32      Daqui resulta que uma intervenção estatal que não satisfaça um ou mais dos critérios referidos no n.o 31, supra, deverá ser considerada um auxílio estatal na aceção do artigo 107.o, n.o 1, TFUE (v., nesse sentido, Acórdão de 24 de julho de 2003, Altmark Trans e Regierungspräsidium Magdeburg, C‑280/00, EU:C:2003:415, n.o 94).

33      No caso em apreço, importa concluir que, contrariamente ao que alega o recorrente, a Comissão explicou de forma suficientemente pormenorizada, na decisão impugnada, as razões pelas quais considerava que o regime de auxílios controvertido não cumpria o quarto critério Altmark.
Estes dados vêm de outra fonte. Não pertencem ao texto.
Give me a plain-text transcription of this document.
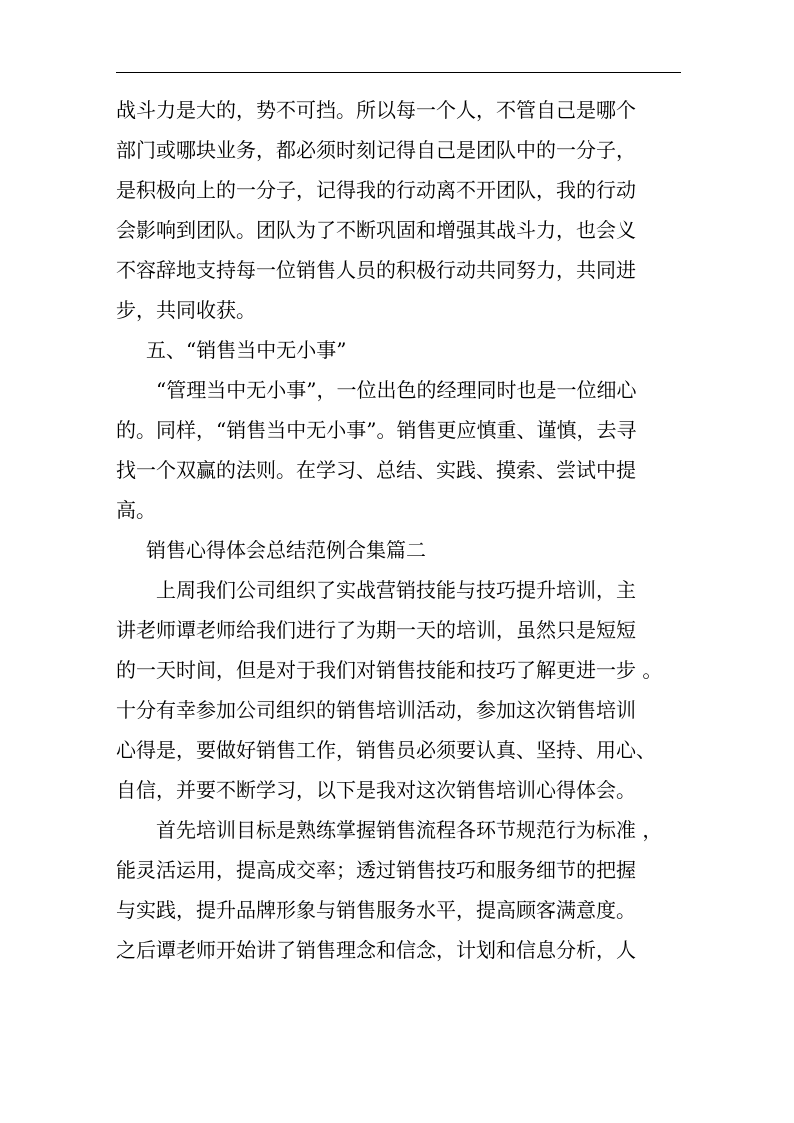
战斗力是大的，势不可挡。所以每一个人，不管自己是哪个
部门或哪块业务，都必须时刻记得自己是团队中的一分子，
是积极向上的一分子，记得我的行动离不开团队，我的行动
会影响到团队。团队为了不断巩固和增强其战斗力，也会义
不容辞地支持每一位销售人员的积极行动共同努力，共同进
步，共同收获。
五、“销售当中无小事”
“管理当中无小事”，一位出色的经理同时也是一位细心
的。同样，“销售当中无小事”。销售更应慎重、谨慎，去寻
找一个双赢的法则。在学习、总结、实践、摸索、尝试中提
高。
销售心得体会总结范例合集篇二
上周我们公司组织了实战营销技能与技巧提升培训，主
讲老师谭老师给我们进行了为期一天的培训，虽然只是短短
的一天时间，但是对于我们对销售技能和技巧了解更进一步 。
十分有幸参加公司组织的销售培训活动，参加这次销售培训
心得是，要做好销售工作，销售员必须要认真、坚持、用心、
自信，并要不断学习，以下是我对这次销售培训心得体会。
首先培训目标是熟练掌握销售流程各环节规范行为标准 ，
能灵活运用，提高成交率；透过销售技巧和服务细节的把握
与实践，提升品牌形象与销售服务水平，提高顾客满意度。
之后谭老师开始讲了销售理念和信念，计划和信息分析，人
Mais concretamente, no considerando 220 da decisão impugnada, a Comissão referiu que, embora a análise comparativa dos custos efetuada pelo recorrente antes da celebração dos CT 2 se baseie em dados quantitativos precisos e reflita um conhecimento exaustivo do mercado do transporte de passageiros, a referida análise destinava‑se a determinar as variáveis úteis para a negociação dos custos de exploração, e não a assegurar que os encargos cobertos pela contribuição C2, correspondiam aos de uma empresa média bem gerida e adequadamente equipada, na aceção da jurisprudência decorrente do Acórdão de 24 de julho de 2003, Altmark Trans e Regierungspräsidium Magdeburg (C‑280/00, EU:C:2003:415).

34      Contrariamente ao que alega o recorrente, esta fundamentação da Comissão deixa transparecer de forma clara os motivos subjacentes à sua conclusão de que o regime de auxílios controvertido não cumpria o quarto critério Altmark.
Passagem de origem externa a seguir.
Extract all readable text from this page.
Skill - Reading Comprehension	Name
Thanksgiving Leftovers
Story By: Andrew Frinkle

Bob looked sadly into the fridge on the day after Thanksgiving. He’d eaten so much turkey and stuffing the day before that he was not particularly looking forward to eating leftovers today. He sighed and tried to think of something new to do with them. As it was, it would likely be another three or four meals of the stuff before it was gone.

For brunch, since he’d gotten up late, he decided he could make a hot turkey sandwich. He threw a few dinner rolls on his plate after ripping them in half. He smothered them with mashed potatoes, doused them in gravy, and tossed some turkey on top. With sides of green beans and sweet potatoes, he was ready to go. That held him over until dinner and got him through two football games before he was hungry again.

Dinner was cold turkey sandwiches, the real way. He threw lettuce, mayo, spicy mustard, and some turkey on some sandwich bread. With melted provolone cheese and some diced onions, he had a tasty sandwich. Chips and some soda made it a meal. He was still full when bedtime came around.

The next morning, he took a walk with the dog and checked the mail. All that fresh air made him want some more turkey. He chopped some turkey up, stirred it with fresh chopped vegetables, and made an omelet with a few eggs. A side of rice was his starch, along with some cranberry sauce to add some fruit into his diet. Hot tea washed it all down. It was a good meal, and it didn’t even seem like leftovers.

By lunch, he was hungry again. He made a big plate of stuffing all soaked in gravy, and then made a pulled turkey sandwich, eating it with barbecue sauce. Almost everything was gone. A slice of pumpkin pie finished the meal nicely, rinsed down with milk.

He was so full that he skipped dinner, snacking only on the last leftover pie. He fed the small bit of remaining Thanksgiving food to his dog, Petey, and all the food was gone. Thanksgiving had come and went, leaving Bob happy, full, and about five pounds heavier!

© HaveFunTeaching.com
35      Por outro lado, o argumento do recorrente de que a Comissão não explicou em que medida a amostra de empresas escolhida para a análise comparativa dos custos não era representativa de empresas bem geridas na aceção da jurisprudência decorrente do Acórdão de 24 de julho de 2003, Altmark Trans e Regierungspräsidium Magdeburg (C‑280/00, EU:C:2003:415), deve ser considerado improcedente, uma vez que a Comissão afirmou, no essencial, no considerando 220 da decisão impugnada, que nenhum elemento do processo lhe permitia concluir que essa amostra cumpria tal critério e que o recorrente não prestou qualquer esclarecimento sobre os elementos que apresentou durante o procedimento administrativo.

36      De facto, o recorrente limitou‑se a afirmar, nas suas observações em resposta à decisão da Comissão de dar início ao procedimento formal de investigação relativamente ao regime de auxílios controvertido, que a análise comparativa dos custos fora efetuada em relação a «empresas de província cujo contrato foi adjudicado na sequência de um concurso», e depois a qualificar essas empresas como «empresas médias, bem geridas e adequadamente equipadas», sem prestar esclarecimentos sobre os elementos que podiam levar a tal conclusão.
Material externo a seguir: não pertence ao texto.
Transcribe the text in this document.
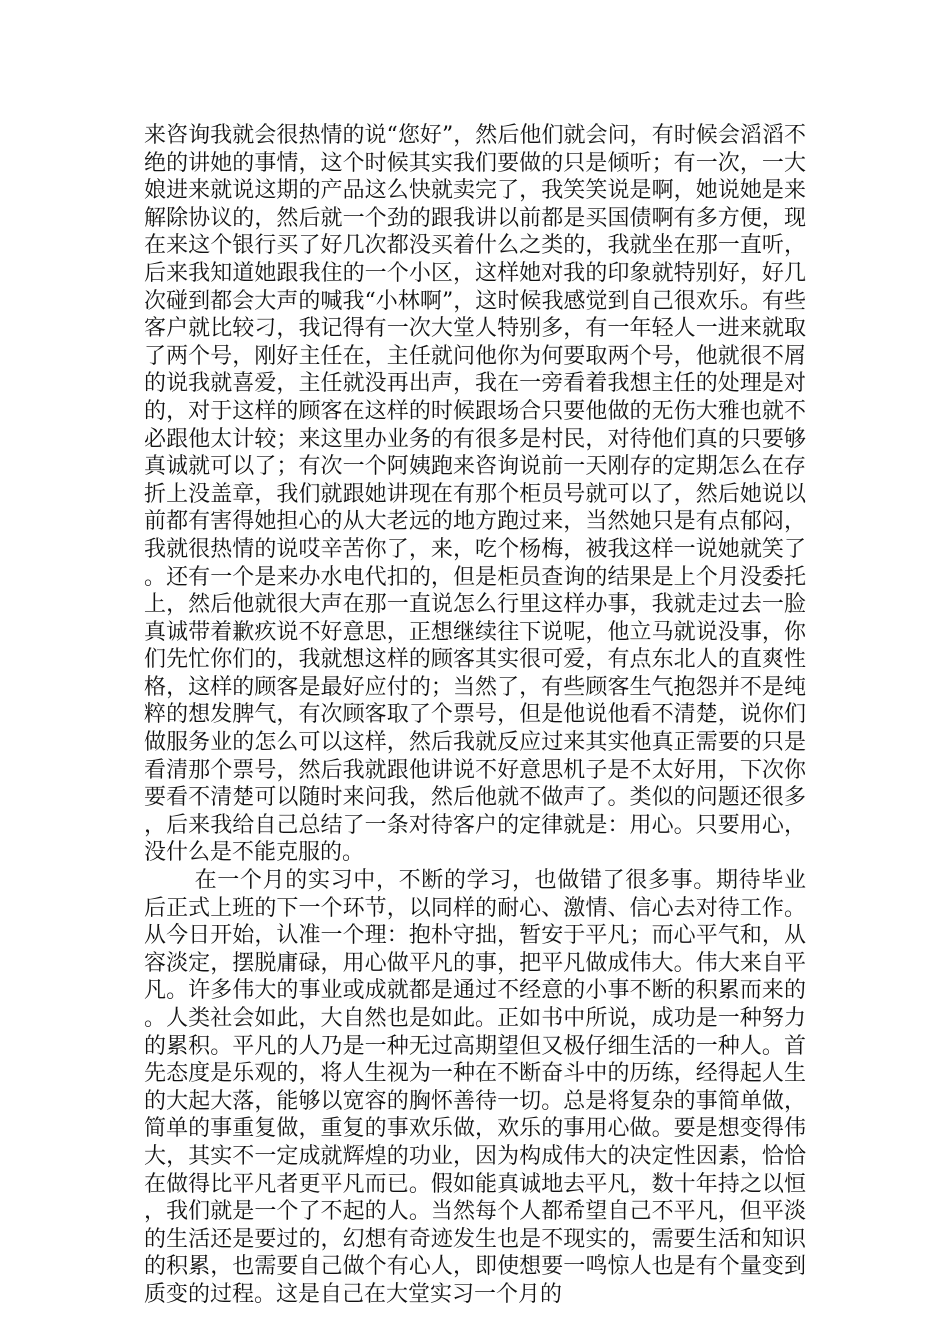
来咨询我就会很热情的说“您好”，然后他们就会问，有时候会滔滔不绝的讲她的事情，这个时候其实我们要做的只是倾听；有一次，一大娘进来就说这期的产品这么快就卖完了，我笑笑说是啊，她说她是来解除协议的，然后就一个劲的跟我讲以前都是买国债啊有多方便，现在来这个银行买了好几次都没买着什么之类的，我就坐在那一直听，后来我知道她跟我住的一个小区，这样她对我的印象就特别好，好几次碰到都会大声的喊我“小林啊”，这时候我感觉到自己很欢乐。有些客户就比较刁，我记得有一次大堂人特别多，有一年轻人一进来就取了两个号，刚好主任在，主任就问他你为何要取两个号，他就很不屑的说我就喜爱，主任就没再出声，我在一旁看着我想主任的处理是对的，对于这样的顾客在这样的时候跟场合只要他做的无伤大雅也就不必跟他太计较；来这里办业务的有很多是村民，对待他们真的只要够真诚就可以了；有次一个阿姨跑来咨询说前一天刚存的定期怎么在存折上没盖章，我们就跟她讲现在有那个柜员号就可以了，然后她说以前都有害得她担心的从大老远的地方跑过来，当然她只是有点郁闷，我就很热情的说哎辛苦你了，来，吃个杨梅，被我这样一说她就笑了。还有一个是来办水电代扣的，但是柜员查询的结果是上个月没委托上，然后他就很大声在那一直说怎么行里这样办事，我就走过去一脸真诚带着歉疚说不好意思，正想继续往下说呢，他立马就说没事，你们先忙你们的，我就想这样的顾客其实很可爱，有点东北人的直爽性格，这样的顾客是最好应付的；当然了，有些顾客生气抱怨并不是纯粹的想发脾气，有次顾客取了个票号，但是他说他看不清楚，说你们做服务业的怎么可以这样，然后我就反应过来其实他真正需要的只是看清那个票号，然后我就跟他讲说不好意思机子是不太好用，下次你要看不清楚可以随时来问我，然后他就不做声了。类似的问题还很多，后来我给自己总结了一条对待客户的定律就是：用心。只要用心，没什么是不能克服的。

在一个月的实习中，不断的学习，也做错了很多事。期待毕业后正式上班的下一个环节，以同样的耐心、激情、信心去对待工作。从今日开始，认准一个理：抱朴守拙，暂安于平凡；而心平气和，从容淡定，摆脱庸碌，用心做平凡的事，把平凡做成伟大。伟大来自平凡。许多伟大的事业或成就都是通过不经意的小事不断的积累而来的。人类社会如此，大自然也是如此。正如书中所说，成功是一种努力的累积。平凡的人乃是一种无过高期望但又极仔细生活的一种人。首先态度是乐观的，将人生视为一种在不断奋斗中的历练，经得起人生的大起大落，能够以宽容的胸怀善待一切。总是将复杂的事简单做，简单的事重复做，重复的事欢乐做，欢乐的事用心做。要是想变得伟大，其实不一定成就辉煌的功业，因为构成伟大的决定性因素，恰恰在做得比平凡者更平凡而已。假如能真诚地去平凡，数十年持之以恒，我们就是一个了不起的人。当然每个人都希望自己不平凡，但平淡的生活还是要过的，幻想有奇迹发生也是不现实的，需要生活和知识的积累，也需要自己做个有心人，即使想要一鸣惊人也是有个量变到质变的过程。这是自己在大堂实习一个月的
37      Nestas condições, a Comissão não pode ser acusada de ter feito apenas uma análise sucinta da questão de saber se a amostra de empresas escolhida pelo recorrente para a análise comparativa dos custos era ou não representativa de empresas bem geridas na aceção da jurisprudência decorrente do Acórdão de 24 de julho de 2003, Altmark Trans e Regierungspräsidium Magdeburg (C‑280/00, EU:C:2003:415).

38      No que diz respeito aos argumentos do recorrente relativos à alegada incoerência do raciocínio da Comissão na decisão impugnada, importa recordar que os terceiro e quarto critérios Altmark têm, de facto, uma ligação estreita na medida em que exigem ambos que se determinem os custos e as receitas e lucros decorrentes do cumprimento de uma obrigação de serviço público (v., nesse sentido, Acórdão de 12 de fevereiro de 2008, BUPA e o./Comissão, T‑289/03, EU:T:2008:29, n.o 246).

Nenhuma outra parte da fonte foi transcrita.